Qu’est-ce que le déficit foncier et jusqu’à combien s’impute-t-il ?

Quand vos charges déductibles (dont les travaux) dépassent vos loyers, le déficit foncier ainsi créé s’impute sur votre revenu global dans la limite de 10 700 € par an (hors intérêts d’emprunt, qui ne s’imputent que sur les revenus fonciers). L’excédent au-delà de 10 700 € et la part liée aux intérêts sont reportables sur vos revenus fonciers des 10 années suivantes. Un plafond majoré à 21 400 € a existé pour les travaux sortant le logement du statut de passoire thermique, sous conditions de dates : vérifiez sa disponibilité et sa fenêtre exacte sur impots.gouv.fr avant de compter dessus.

Peut-on cumuler MaPrimeRénov’ et l’éco-PTZ ?
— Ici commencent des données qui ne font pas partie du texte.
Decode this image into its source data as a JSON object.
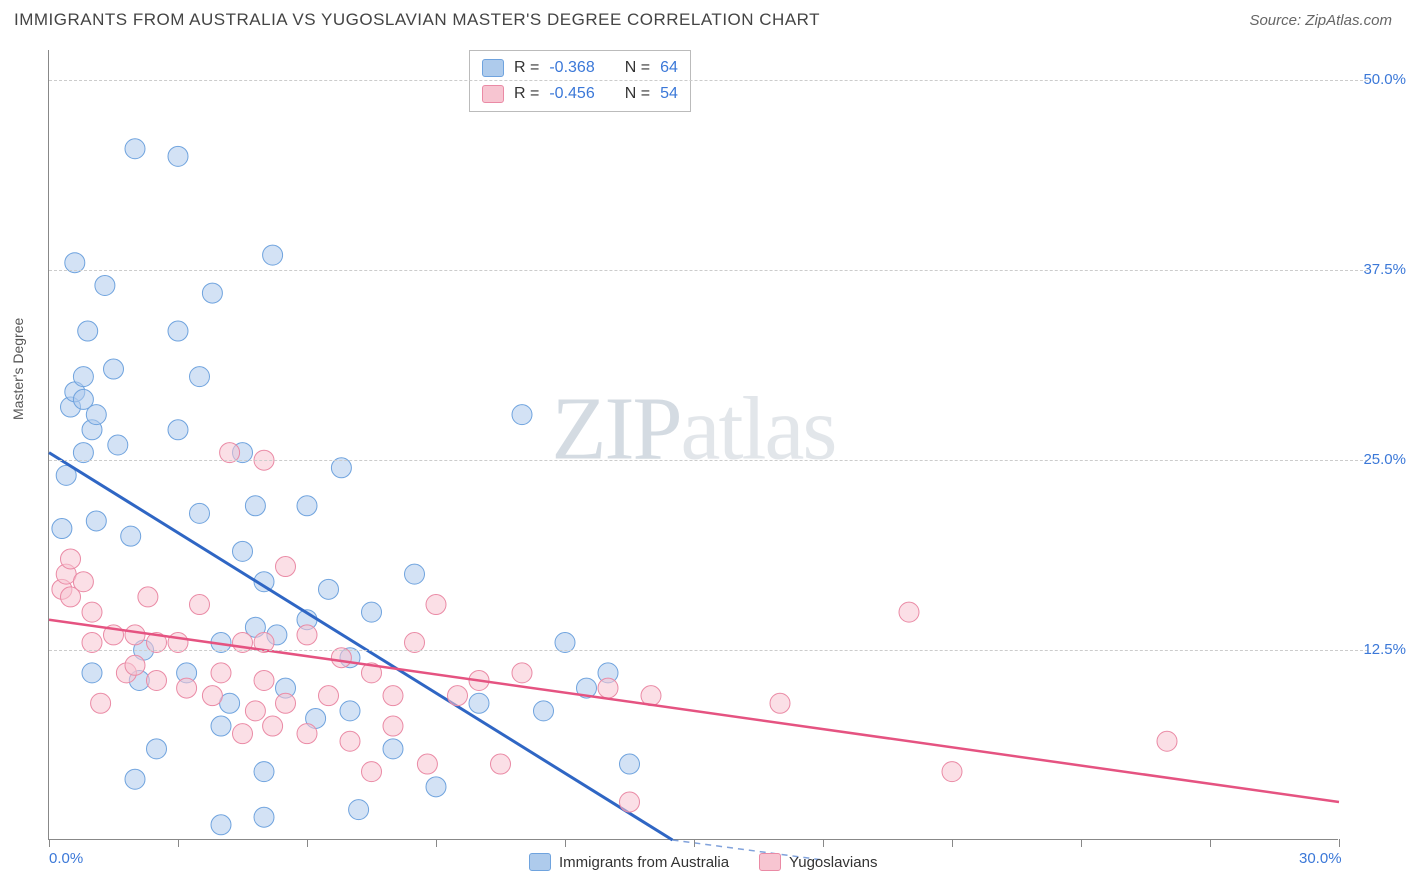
{
  "title": "IMMIGRANTS FROM AUSTRALIA VS YUGOSLAVIAN MASTER'S DEGREE CORRELATION CHART",
  "source": "Source: ZipAtlas.com",
  "watermark_zip": "ZIP",
  "watermark_atlas": "atlas",
  "chart": {
    "type": "scatter-correlation",
    "background_color": "#ffffff",
    "grid_color": "#cccccc",
    "axis_color": "#888888",
    "tick_label_color": "#3b78d8",
    "ylabel": "Master's Degree",
    "ylabel_fontsize": 14,
    "xlim": [
      0,
      30
    ],
    "ylim": [
      0,
      52
    ],
    "xticks": [
      0,
      3,
      6,
      9,
      12,
      15,
      18,
      21,
      24,
      27,
      30
    ],
    "xtick_labels": {
      "0": "0.0%",
      "30": "30.0%"
    },
    "yticks": [
      12.5,
      25.0,
      37.5,
      50.0
    ],
    "ytick_labels": [
      "12.5%",
      "25.0%",
      "37.5%",
      "50.0%"
    ],
    "stats_box": {
      "rows": [
        {
          "r_label": "R =",
          "r_value": "-0.368",
          "n_label": "N =",
          "n_value": "64",
          "swatch_fill": "#aecbec",
          "swatch_border": "#6fa3de"
        },
        {
          "r_label": "R =",
          "r_value": "-0.456",
          "n_label": "N =",
          "n_value": "54",
          "swatch_fill": "#f7c5d1",
          "swatch_border": "#ea8aa5"
        }
      ]
    },
    "legend_bottom": [
      {
        "label": "Immigrants from Australia",
        "swatch_fill": "#aecbec",
        "swatch_border": "#6fa3de"
      },
      {
        "label": "Yugoslavians",
        "swatch_fill": "#f7c5d1",
        "swatch_border": "#ea8aa5"
      }
    ],
    "series": [
      {
        "name": "australia",
        "marker_fill": "#aecbec",
        "marker_stroke": "#6fa3de",
        "marker_fill_opacity": 0.55,
        "marker_radius": 10,
        "trend_color": "#2f66c4",
        "trend_width": 3,
        "trend_start": {
          "x": 0,
          "y": 25.5
        },
        "trend_end_solid": {
          "x": 14.5,
          "y": 0
        },
        "trend_end_dashed": {
          "x": 18.0,
          "y": 0
        },
        "points": [
          {
            "x": 0.3,
            "y": 20.5
          },
          {
            "x": 0.4,
            "y": 24.0
          },
          {
            "x": 0.5,
            "y": 28.5
          },
          {
            "x": 0.6,
            "y": 29.5
          },
          {
            "x": 0.6,
            "y": 38.0
          },
          {
            "x": 0.8,
            "y": 25.5
          },
          {
            "x": 0.8,
            "y": 29.0
          },
          {
            "x": 0.8,
            "y": 30.5
          },
          {
            "x": 0.9,
            "y": 33.5
          },
          {
            "x": 1.0,
            "y": 27.0
          },
          {
            "x": 1.0,
            "y": 11.0
          },
          {
            "x": 1.1,
            "y": 21.0
          },
          {
            "x": 1.1,
            "y": 28.0
          },
          {
            "x": 1.3,
            "y": 36.5
          },
          {
            "x": 1.5,
            "y": 31.0
          },
          {
            "x": 1.6,
            "y": 26.0
          },
          {
            "x": 1.9,
            "y": 20.0
          },
          {
            "x": 2.0,
            "y": 45.5
          },
          {
            "x": 2.0,
            "y": 4.0
          },
          {
            "x": 2.1,
            "y": 10.5
          },
          {
            "x": 2.2,
            "y": 12.5
          },
          {
            "x": 2.5,
            "y": 6.0
          },
          {
            "x": 3.0,
            "y": 27.0
          },
          {
            "x": 3.0,
            "y": 45.0
          },
          {
            "x": 3.0,
            "y": 33.5
          },
          {
            "x": 3.2,
            "y": 11.0
          },
          {
            "x": 3.5,
            "y": 21.5
          },
          {
            "x": 3.5,
            "y": 30.5
          },
          {
            "x": 3.8,
            "y": 36.0
          },
          {
            "x": 4.0,
            "y": 7.5
          },
          {
            "x": 4.0,
            "y": 1.0
          },
          {
            "x": 4.0,
            "y": 13.0
          },
          {
            "x": 4.2,
            "y": 9.0
          },
          {
            "x": 4.5,
            "y": 19.0
          },
          {
            "x": 4.5,
            "y": 25.5
          },
          {
            "x": 4.8,
            "y": 14.0
          },
          {
            "x": 4.8,
            "y": 22.0
          },
          {
            "x": 5.0,
            "y": 17.0
          },
          {
            "x": 5.0,
            "y": 1.5
          },
          {
            "x": 5.0,
            "y": 4.5
          },
          {
            "x": 5.2,
            "y": 38.5
          },
          {
            "x": 5.3,
            "y": 13.5
          },
          {
            "x": 5.5,
            "y": 10.0
          },
          {
            "x": 6.0,
            "y": 14.5
          },
          {
            "x": 6.0,
            "y": 22.0
          },
          {
            "x": 6.2,
            "y": 8.0
          },
          {
            "x": 6.5,
            "y": 16.5
          },
          {
            "x": 6.8,
            "y": 24.5
          },
          {
            "x": 7.0,
            "y": 8.5
          },
          {
            "x": 7.0,
            "y": 12.0
          },
          {
            "x": 7.2,
            "y": 2.0
          },
          {
            "x": 7.5,
            "y": 15.0
          },
          {
            "x": 8.0,
            "y": 6.0
          },
          {
            "x": 8.5,
            "y": 17.5
          },
          {
            "x": 9.0,
            "y": 3.5
          },
          {
            "x": 10.0,
            "y": 9.0
          },
          {
            "x": 11.0,
            "y": 28.0
          },
          {
            "x": 11.5,
            "y": 8.5
          },
          {
            "x": 12.0,
            "y": 13.0
          },
          {
            "x": 12.5,
            "y": 10.0
          },
          {
            "x": 13.0,
            "y": 11.0
          },
          {
            "x": 13.5,
            "y": 5.0
          }
        ]
      },
      {
        "name": "yugoslavia",
        "marker_fill": "#f7c5d1",
        "marker_stroke": "#ea8aa5",
        "marker_fill_opacity": 0.55,
        "marker_radius": 10,
        "trend_color": "#e55381",
        "trend_width": 2.5,
        "trend_start": {
          "x": 0,
          "y": 14.5
        },
        "trend_end_solid": {
          "x": 30,
          "y": 2.5
        },
        "points": [
          {
            "x": 0.3,
            "y": 16.5
          },
          {
            "x": 0.4,
            "y": 17.5
          },
          {
            "x": 0.5,
            "y": 18.5
          },
          {
            "x": 0.5,
            "y": 16.0
          },
          {
            "x": 0.8,
            "y": 17.0
          },
          {
            "x": 1.0,
            "y": 13.0
          },
          {
            "x": 1.0,
            "y": 15.0
          },
          {
            "x": 1.2,
            "y": 9.0
          },
          {
            "x": 1.5,
            "y": 13.5
          },
          {
            "x": 1.8,
            "y": 11.0
          },
          {
            "x": 2.0,
            "y": 11.5
          },
          {
            "x": 2.0,
            "y": 13.5
          },
          {
            "x": 2.3,
            "y": 16.0
          },
          {
            "x": 2.5,
            "y": 13.0
          },
          {
            "x": 2.5,
            "y": 10.5
          },
          {
            "x": 3.0,
            "y": 13.0
          },
          {
            "x": 3.2,
            "y": 10.0
          },
          {
            "x": 3.5,
            "y": 15.5
          },
          {
            "x": 3.8,
            "y": 9.5
          },
          {
            "x": 4.0,
            "y": 11.0
          },
          {
            "x": 4.2,
            "y": 25.5
          },
          {
            "x": 4.5,
            "y": 13.0
          },
          {
            "x": 4.5,
            "y": 7.0
          },
          {
            "x": 4.8,
            "y": 8.5
          },
          {
            "x": 5.0,
            "y": 10.5
          },
          {
            "x": 5.0,
            "y": 13.0
          },
          {
            "x": 5.0,
            "y": 25.0
          },
          {
            "x": 5.2,
            "y": 7.5
          },
          {
            "x": 5.5,
            "y": 9.0
          },
          {
            "x": 5.5,
            "y": 18.0
          },
          {
            "x": 6.0,
            "y": 7.0
          },
          {
            "x": 6.0,
            "y": 13.5
          },
          {
            "x": 6.5,
            "y": 9.5
          },
          {
            "x": 6.8,
            "y": 12.0
          },
          {
            "x": 7.0,
            "y": 6.5
          },
          {
            "x": 7.5,
            "y": 11.0
          },
          {
            "x": 7.5,
            "y": 4.5
          },
          {
            "x": 8.0,
            "y": 7.5
          },
          {
            "x": 8.0,
            "y": 9.5
          },
          {
            "x": 8.5,
            "y": 13.0
          },
          {
            "x": 8.8,
            "y": 5.0
          },
          {
            "x": 9.0,
            "y": 15.5
          },
          {
            "x": 9.5,
            "y": 9.5
          },
          {
            "x": 10.0,
            "y": 10.5
          },
          {
            "x": 10.5,
            "y": 5.0
          },
          {
            "x": 11.0,
            "y": 11.0
          },
          {
            "x": 13.0,
            "y": 10.0
          },
          {
            "x": 13.5,
            "y": 2.5
          },
          {
            "x": 14.0,
            "y": 9.5
          },
          {
            "x": 17.0,
            "y": 9.0
          },
          {
            "x": 20.0,
            "y": 15.0
          },
          {
            "x": 21.0,
            "y": 4.5
          },
          {
            "x": 26.0,
            "y": 6.5
          }
        ]
      }
    ]
  }
}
Oui, MaPrimeRénov’ et l’éco-prêt à taux zéro sont cumulables. L’éco-PTZ finance sans intérêts la rénovation énergétique d’un logement de plus de deux ans, par un professionnel RGE et sans condition de ressources : jusqu’à 15 000 € pour une action seule, 25 000 € pour un bouquet de travaux et 50 000 € pour une rénovation globale performante, remboursables sur 20 ans maximum. Les barèmes de MaPrimeRénov’ évoluent en cours d’année : confirmez-les sur france-renov.gouv.fr.

Faut-il un DPE particulier pour continuer à louer après travaux ?

Le diagnostic de performance énergétique (DPE) conditionne la mise en location. Le calendrier de la loi Climat et Résilience interdit progressivement la location des passoires thermiques (classes G, puis F, puis E selon le calendrier en vigueur). Ce calendrier est sensible et a déjà été ajusté : vérifiez les dates applicables sur service-public.fr avant tout projet locatif. La rénovation énergétique vise à faire gagner des classes de DPE pour sécuriser la louabilité du bien.